I never thought we’d return to the same vacation spot every year, but my husband and I have fallen in love with Block Island, a tiny little island about 14 miles off the coast of Rhode Island.
You have to really love this place to put up with the hassles of getting there. Demand for rentals exceeds supply, so to rent a house you need to book in January and book your ferry reservations in January as well. Whenever the weather is bad, the ferry doesn’t run and you’re stuck sometimes for days waiting for service to resume. (This happened to us this year and we wound up spending 3 nights in Jamestown, R.I.)

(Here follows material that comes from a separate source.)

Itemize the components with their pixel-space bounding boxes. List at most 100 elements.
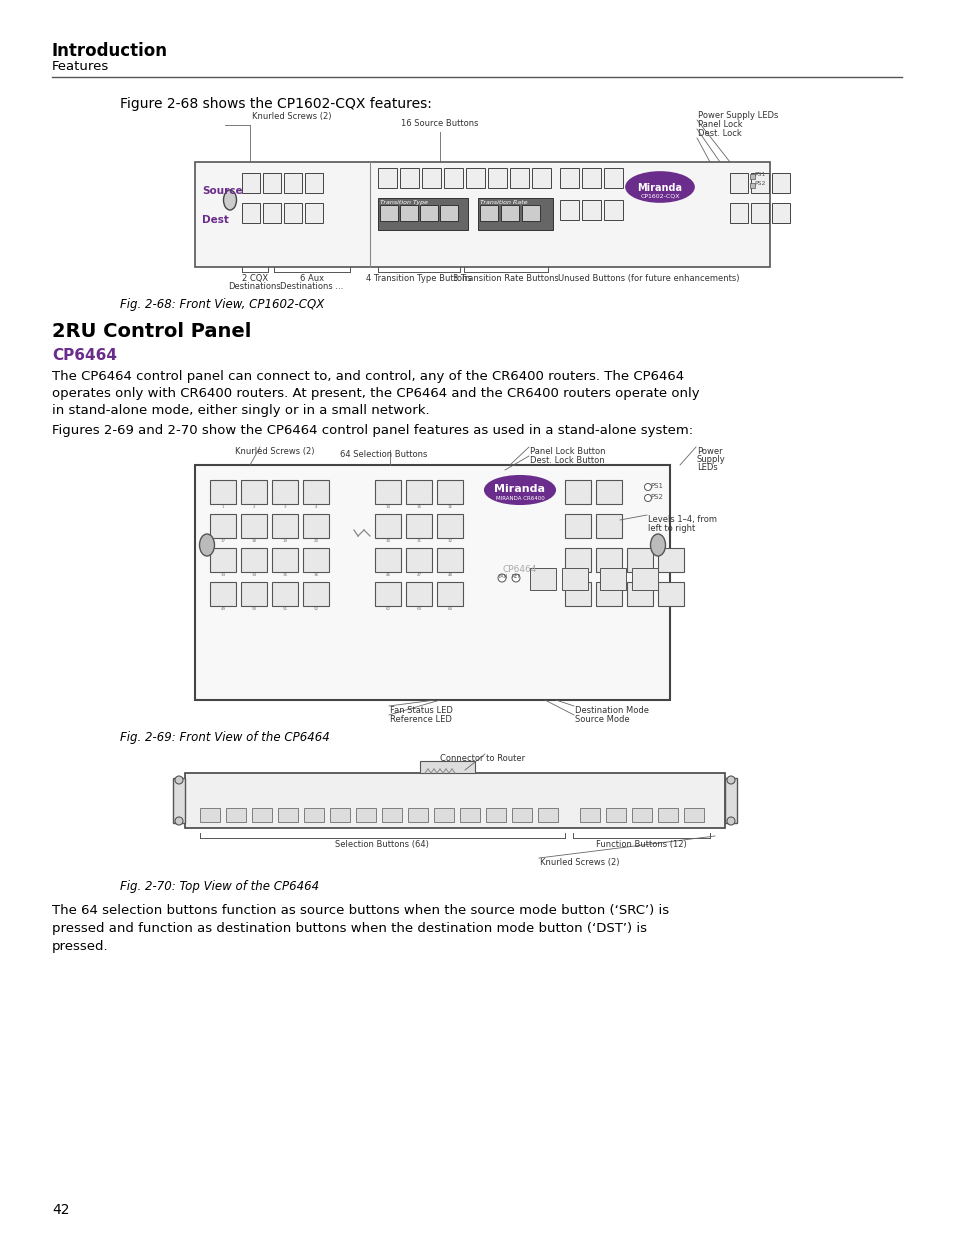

But Block Island is worth it—gorgeous uncrowded beaches, unspoiled meadows and woodland, great restaurants--the perfect chill-out place. We rent a house big enough to invite friends and relatives. Rick is from Rhode Island and it’s an opportunity for him to see some of his RI friends and relatives and we always invite some of our Philly friends . Part of the fun is sharing Block Island with good friends.
The view from our deck:
The view from our deck at sunset:
Last year I wrote a post defending our low-key vacation. In a sense I was arguing with my younger self. From last summer’s post:
I remember giving my sister a hard time about her Jersey shore rentals: “For the kind of money you’re spending on these shore houses, you could be going to Europe!”
I no longer think our choice needs defending. We’ll go to Block Island every year as long as we can drive.
I love the ocean and for years tried to interest Rick in the Jersey shore. I’m a Philly girl so the Jersey shore is fine with me. And the Jersey shore is only an hour and half away!
But I have to admit the Block Island beaches are far more beautiful than the Jersey shore and I’m hooked--and I'm not at all apologetic about going there year after year.
If a summer goes by and I don’t spend time at the beach I get really depressed. I don’t need a whole summer—a week will do. But I need that ocean fix. (Freud was onto something when he referred to religious/ spiritual experience as that “oceanic”feeling.)
I noticed that I’m no longer constantly second guessing decisions and subjecting everything I do to hypercritical scrutiny. Psychologists tell us we get less neurotic as we age--compensation of sorts for the wrinkles, aches and pains that come with one’s 60’s.
Maybe this is what’s going on with me. I don’t feel guilty about not going to a foreign country and learning about a different culture. So what if we want to go to the same low-key vacation place every summer!